Philip Crowther. – «Nous devons garder la même éthique journalistique et traiter la présidence de Trump comme toute autre présidence. Mais en même temps, le contexte de travail a changé, avec beaucoup de mensonges formulés par le président. Nous sommes tous devenus, en quelque sorte, des ‘fact checkers’. Nous devons vérifier si ses déclarations sont exactes et lui dire, le cas échéant, quels sont les éléments faux. Cela entraîne une relation beaucoup plus directe avec un président auquel nous avons beaucoup plus accès que sous Obama. Nous avons presque tous les jours l’opportunité de l’avoir devant nous et de lui crier nos questions.

Il y a donc une autre manière d’aborder le président des États-Unis avec Donald Trump…
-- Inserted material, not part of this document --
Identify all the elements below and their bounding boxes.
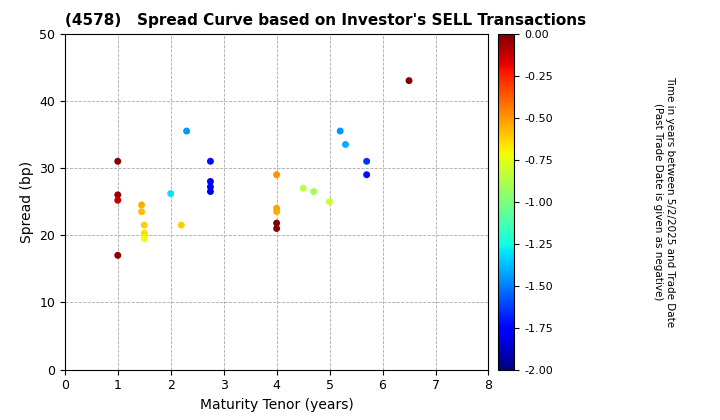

«Avec Obama, tout était très respectueux. Chaque question commençait par ‘Monsieur le Président’, et il disposait de temps pour répondre. Avec Trump, le style est différent, il accepte qu’on l’interrompe. Il encourage, en quelque sorte, les conversations un peu plus combatives qui créent parfois l’actualité au travers de la réponse qu’il formule.

Il n’y a pas de doute sur le fait que Trump dit des choses racistes.
Philip Crowther

Philip Crowthercorrespondant à la Maison BlancheAP

Donald Trump communique en permanence sur Twitter. Quel impact cela a-t-il sur votre travail?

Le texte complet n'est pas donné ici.